OOF2: The Manual

Name

XYZ (XYZ) — The "aerodynamic" XYZ convention for specifying an orientation. Rotation by phi about x, then theta about y, then psi about z, brings the crystal axes into coincidence with the lab axes.

Synopsis

XYZ(phi,theta,psi)

Details

  • Base class: Orientation
  • Parameters:

    phi
    Initial rotation about x axis, in degrees. Type: A real number in the range [-180, 180].
    theta
    Second rotation, about y axis, in degrees. Type: A real number in the range [0, 180].
    psi
    Third rotation, about z axis, in degrees. Type: A real number in the range [-180, 180].

Description

An XYZ object represents the orientation of a three dimensional object, assumed to be a crystal, in three dimensional space in terms of Euler angles conventionally denoted \(\phi\), \(\theta\), and \(\psi\). In the XYZ convention, as implied by the name, these represent rotations successively about each axis. Similarly to the Abg Euler angles, these define rotations which take the crystal basis vectors \(\hat{\mathrm{\bf a}}\), \(\hat{\mathrm{\bf b}}\), and \(\hat{\mathrm{\bf c}}\) into coincidence with the lab (or screen) basis vectors \(\hat{\mathrm{\bf x}}\), \(\hat{\mathrm{\bf y}}\), and \(\hat{\mathrm{\bf z}}\), respectively. The first rotation, associated with \(\phi\), is about the initial crystalline \(\hat{\mathrm{\bf a}}\) axis, the second by \(\theta\) about the rotated crystalline \(\hat{\mathrm{\bf b}}\) axis, and the third by \(\psi\) about the doubly-rotated crystalline \(\hat{\mathrm{\bf c}}\) axis.
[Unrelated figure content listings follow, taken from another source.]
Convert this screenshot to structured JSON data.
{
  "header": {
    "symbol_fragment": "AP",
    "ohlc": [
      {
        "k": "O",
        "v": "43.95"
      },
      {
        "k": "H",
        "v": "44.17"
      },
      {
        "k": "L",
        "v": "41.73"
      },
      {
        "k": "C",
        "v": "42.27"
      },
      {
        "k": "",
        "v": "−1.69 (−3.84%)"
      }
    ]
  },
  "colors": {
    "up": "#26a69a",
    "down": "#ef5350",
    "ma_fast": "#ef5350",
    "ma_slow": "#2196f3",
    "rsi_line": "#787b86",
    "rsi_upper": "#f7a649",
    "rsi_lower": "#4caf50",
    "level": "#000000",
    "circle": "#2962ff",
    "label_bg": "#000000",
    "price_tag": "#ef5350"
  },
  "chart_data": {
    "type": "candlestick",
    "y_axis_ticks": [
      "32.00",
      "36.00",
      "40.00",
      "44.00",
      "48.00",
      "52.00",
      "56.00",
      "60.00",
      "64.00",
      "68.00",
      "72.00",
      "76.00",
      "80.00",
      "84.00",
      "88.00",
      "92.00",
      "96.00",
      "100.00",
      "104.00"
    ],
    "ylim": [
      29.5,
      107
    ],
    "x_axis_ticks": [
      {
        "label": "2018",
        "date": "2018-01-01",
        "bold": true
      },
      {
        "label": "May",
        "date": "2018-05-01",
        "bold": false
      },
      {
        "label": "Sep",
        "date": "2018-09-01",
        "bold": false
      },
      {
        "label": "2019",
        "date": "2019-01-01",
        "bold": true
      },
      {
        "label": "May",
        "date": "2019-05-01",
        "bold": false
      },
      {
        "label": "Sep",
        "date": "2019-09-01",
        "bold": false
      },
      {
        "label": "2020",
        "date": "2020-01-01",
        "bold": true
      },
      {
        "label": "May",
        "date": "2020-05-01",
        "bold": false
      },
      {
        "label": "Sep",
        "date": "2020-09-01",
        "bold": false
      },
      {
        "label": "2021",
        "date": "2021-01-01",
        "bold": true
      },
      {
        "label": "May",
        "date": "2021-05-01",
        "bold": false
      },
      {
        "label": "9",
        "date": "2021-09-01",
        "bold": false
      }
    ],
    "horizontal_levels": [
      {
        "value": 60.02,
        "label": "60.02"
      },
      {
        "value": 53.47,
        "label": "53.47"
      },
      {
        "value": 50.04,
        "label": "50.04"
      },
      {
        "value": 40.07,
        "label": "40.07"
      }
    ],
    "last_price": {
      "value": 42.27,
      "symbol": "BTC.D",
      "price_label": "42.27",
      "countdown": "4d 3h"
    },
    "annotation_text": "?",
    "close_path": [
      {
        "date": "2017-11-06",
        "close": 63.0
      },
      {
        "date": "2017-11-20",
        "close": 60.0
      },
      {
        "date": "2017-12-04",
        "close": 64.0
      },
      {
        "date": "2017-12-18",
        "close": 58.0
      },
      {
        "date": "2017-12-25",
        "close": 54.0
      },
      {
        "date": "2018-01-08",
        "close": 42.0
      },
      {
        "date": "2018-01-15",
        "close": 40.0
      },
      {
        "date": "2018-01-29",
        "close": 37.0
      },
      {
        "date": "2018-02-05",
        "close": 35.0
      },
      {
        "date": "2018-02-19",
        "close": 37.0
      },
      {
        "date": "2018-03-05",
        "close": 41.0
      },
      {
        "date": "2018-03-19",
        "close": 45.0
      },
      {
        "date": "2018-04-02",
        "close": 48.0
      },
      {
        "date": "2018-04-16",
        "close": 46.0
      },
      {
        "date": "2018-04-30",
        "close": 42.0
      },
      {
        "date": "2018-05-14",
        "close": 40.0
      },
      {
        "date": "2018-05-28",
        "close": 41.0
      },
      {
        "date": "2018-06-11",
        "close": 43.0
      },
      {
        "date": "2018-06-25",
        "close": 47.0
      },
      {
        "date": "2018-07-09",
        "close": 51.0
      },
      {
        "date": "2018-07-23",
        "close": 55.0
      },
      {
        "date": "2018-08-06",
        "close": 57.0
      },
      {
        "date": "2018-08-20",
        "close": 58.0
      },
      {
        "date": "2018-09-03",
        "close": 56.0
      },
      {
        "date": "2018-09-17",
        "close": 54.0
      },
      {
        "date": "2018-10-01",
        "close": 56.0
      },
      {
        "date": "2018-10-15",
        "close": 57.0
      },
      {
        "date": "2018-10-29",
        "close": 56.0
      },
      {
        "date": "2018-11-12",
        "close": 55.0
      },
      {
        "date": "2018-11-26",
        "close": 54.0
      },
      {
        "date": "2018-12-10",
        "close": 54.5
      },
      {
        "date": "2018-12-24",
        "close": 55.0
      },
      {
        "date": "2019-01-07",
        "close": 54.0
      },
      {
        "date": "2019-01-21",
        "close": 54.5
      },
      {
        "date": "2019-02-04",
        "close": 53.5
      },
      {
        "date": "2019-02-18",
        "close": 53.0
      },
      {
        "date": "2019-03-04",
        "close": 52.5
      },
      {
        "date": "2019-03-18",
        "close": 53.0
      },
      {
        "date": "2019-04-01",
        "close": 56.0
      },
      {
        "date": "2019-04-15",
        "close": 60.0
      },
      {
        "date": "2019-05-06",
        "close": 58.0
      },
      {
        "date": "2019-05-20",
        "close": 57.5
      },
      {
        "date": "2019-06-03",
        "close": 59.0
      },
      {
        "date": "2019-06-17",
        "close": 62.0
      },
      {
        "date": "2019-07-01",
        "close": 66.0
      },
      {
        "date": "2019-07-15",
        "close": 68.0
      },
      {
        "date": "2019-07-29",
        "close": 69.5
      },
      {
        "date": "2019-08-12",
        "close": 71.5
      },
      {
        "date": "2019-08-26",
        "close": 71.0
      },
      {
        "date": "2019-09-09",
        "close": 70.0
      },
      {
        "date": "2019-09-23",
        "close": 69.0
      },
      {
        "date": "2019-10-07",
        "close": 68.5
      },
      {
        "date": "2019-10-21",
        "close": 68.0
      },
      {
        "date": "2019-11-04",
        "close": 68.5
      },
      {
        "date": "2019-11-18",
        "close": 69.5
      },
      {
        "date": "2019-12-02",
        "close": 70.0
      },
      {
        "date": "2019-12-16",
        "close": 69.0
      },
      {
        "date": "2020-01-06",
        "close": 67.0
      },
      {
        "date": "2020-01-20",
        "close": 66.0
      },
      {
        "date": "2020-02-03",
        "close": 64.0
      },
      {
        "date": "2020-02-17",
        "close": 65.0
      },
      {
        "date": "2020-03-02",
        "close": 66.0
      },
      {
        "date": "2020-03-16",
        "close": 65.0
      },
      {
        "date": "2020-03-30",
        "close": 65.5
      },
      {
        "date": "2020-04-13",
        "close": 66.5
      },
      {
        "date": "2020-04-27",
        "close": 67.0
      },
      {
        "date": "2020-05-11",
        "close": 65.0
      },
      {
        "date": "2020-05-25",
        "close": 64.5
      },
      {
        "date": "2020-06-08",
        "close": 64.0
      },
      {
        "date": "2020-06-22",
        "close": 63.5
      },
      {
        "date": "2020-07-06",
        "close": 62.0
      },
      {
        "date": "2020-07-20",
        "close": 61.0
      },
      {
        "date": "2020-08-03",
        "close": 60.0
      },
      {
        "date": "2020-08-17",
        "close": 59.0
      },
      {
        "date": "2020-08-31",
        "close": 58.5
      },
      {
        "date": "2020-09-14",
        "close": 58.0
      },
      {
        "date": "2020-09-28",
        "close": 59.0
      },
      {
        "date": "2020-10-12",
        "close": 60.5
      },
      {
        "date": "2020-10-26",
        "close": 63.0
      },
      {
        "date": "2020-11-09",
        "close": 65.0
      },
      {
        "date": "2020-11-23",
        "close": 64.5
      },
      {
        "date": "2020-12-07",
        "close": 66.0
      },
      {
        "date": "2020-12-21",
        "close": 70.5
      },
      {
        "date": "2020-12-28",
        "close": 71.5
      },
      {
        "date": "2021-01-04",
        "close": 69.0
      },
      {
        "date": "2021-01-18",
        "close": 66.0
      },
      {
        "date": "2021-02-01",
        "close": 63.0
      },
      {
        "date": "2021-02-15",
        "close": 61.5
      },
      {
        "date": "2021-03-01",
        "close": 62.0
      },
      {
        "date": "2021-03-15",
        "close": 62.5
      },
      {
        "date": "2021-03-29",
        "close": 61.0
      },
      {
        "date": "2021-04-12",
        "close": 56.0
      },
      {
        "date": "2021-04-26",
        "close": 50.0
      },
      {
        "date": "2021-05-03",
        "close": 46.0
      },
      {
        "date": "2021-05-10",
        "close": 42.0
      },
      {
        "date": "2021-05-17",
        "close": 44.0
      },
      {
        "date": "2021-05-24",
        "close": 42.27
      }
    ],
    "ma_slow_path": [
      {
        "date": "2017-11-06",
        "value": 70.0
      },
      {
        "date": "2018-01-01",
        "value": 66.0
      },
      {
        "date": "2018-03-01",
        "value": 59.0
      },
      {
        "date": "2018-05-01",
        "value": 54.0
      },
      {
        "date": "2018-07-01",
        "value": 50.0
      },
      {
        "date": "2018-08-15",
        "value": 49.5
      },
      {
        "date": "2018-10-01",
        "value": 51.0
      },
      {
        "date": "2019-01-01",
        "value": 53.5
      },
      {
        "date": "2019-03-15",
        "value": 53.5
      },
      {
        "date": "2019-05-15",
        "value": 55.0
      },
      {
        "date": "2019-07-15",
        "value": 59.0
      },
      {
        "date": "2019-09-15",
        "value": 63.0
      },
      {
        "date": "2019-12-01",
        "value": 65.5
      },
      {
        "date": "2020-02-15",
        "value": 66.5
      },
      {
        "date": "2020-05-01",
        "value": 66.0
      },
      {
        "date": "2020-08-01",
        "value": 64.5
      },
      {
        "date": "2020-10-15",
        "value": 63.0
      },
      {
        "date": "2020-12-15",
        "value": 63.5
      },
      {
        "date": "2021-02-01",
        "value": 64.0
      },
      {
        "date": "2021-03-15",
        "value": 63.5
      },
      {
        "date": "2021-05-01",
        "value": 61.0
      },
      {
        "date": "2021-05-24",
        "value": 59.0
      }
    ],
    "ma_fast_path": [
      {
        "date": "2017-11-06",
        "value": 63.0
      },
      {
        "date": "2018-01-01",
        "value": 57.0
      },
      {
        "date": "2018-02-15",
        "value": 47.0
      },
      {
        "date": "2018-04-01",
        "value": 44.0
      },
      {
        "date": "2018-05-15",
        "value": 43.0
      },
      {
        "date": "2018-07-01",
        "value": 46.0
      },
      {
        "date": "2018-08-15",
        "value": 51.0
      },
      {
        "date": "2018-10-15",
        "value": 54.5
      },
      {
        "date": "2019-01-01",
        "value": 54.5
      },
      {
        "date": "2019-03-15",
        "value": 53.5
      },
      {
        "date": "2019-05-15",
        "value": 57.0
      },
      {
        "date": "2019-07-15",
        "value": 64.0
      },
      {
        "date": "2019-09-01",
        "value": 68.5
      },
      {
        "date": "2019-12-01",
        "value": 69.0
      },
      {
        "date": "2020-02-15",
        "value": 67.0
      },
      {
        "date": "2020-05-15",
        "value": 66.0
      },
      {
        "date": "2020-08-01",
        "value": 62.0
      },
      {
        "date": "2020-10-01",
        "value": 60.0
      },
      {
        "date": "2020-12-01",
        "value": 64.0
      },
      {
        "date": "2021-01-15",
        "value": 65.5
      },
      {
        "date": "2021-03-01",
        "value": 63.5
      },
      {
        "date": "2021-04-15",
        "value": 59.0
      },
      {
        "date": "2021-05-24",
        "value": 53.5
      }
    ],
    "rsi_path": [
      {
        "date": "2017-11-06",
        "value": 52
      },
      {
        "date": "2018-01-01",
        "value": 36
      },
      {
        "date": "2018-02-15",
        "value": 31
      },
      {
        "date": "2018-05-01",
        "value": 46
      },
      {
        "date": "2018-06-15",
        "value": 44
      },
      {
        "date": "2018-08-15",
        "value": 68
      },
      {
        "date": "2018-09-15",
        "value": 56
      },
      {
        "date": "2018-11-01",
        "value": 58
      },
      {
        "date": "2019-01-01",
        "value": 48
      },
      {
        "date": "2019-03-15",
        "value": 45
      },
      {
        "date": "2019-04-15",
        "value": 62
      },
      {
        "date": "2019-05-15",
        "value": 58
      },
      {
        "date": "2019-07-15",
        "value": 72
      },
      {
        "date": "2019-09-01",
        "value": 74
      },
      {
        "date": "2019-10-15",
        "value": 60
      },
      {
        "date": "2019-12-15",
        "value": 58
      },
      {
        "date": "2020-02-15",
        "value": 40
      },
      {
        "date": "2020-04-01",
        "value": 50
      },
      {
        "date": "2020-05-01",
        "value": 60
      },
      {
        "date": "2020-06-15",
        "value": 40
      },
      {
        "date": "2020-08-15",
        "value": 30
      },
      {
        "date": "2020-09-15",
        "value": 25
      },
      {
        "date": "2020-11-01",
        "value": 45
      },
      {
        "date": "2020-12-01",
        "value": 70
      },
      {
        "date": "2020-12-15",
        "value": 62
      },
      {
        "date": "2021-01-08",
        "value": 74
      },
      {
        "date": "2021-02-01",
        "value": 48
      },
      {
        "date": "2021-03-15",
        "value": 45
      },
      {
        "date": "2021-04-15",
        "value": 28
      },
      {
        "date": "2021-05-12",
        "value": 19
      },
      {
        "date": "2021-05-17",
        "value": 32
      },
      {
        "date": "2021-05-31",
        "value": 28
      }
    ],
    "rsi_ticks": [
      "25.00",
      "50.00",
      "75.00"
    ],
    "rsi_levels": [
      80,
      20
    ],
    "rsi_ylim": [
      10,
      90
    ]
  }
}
This rotation scheme is one member of a family of rotation schemes, all of which differ only in the order in which the rotation axes are specified for the successive rotations associated with the Euler angles. The XYZ convention is used in the aerodynamics community, where the angles correspond to the pitch, roll, and yaw of a vehicle. In other conventions, such as X, when \(\theta\) is small, then \(\phi\) and \(\psi\) have similar effects, which can be numerically inconvenient. This convention avoids this feature. The nomenclature comes from the second edition of "Classical Mechanics" by H. Goldstein.